Intelligent Edge Device for Real Time Cardiac Arrhythmia Detection
Kiran Bobby1, Linu Jose2, Ridhin Thomas Alex3, Isra Emmanuel4, Rameesa Parveen5, Joel Vinod6
Assistant Professor Department of EEE , Mar Athanasius College of Engineering, Kothamangalam, Kerala
Assistant Professor Department of EEE , Mar Athanasius College of Engineering, Kothamangalam, Kerala
UG Student Department of EEE , Mar Athanasius College of Engineering, Kothamangalam, Kerala
UG Student Department of EEE , Mar Athanasius College of Engineering, Kothamangalam, Kerala
UG Student Department of EEE , Mar Athanasius College of Engineering, Kothamangalam, Kerala
UG Student Department of EEE , Mar Athanasius College of Engineering, Kothamangalam, Kerala
Abstract - Cardiac arrhythmias are irregular heart rhythms that may appear suddenly and remain undetected without continuous monitoring. Conventional monitoring approaches often depend on cloud-based analysis, leading to increased latency, higher power consumption, and concerns regarding data privacy. This work presents a compact intelligent edge device capable of performing real-time arrhythmia detection directly on embedded hardware. The proposed system combines a MAX30003 ECG analog front-end for accurate biopotential acquisition with an ESP32-S3 microcontroller for on device signal processing and classification. Acquired ECG signals undergo filtering, segmentation, and normalization before being analyzed using a lightweight convolutional neural network optimized for resource-constrained environments. The model identifies five classes of arrhythmia defined by AAMI standards (N, S, V, F, Q) without requiring continuous internet connectivity. A local OLED interface provides instant visual alerts, while optional wireless communication enables data transfer when needed.
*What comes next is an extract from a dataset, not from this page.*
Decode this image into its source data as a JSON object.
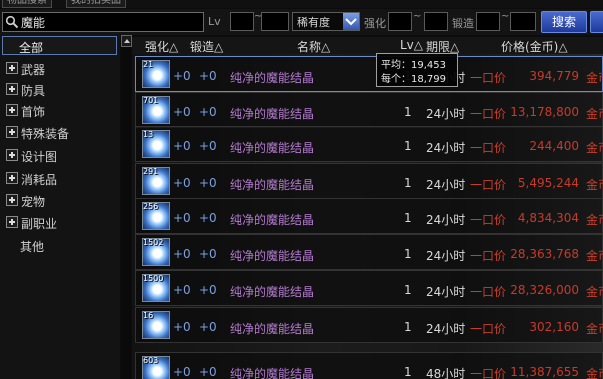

The implementation demonstrates that reliable cardiac monitoring and classification can be achieved using a portable, low-power architecture, making it suitable for wearable and remote healthcare applications where real-time response, energy efficiency, and data security are critical.
Key Words: ECG Monitoring, Arrhythmia Classification, Edge Computing, ESP32-S3, MAX30003, Embedded AI.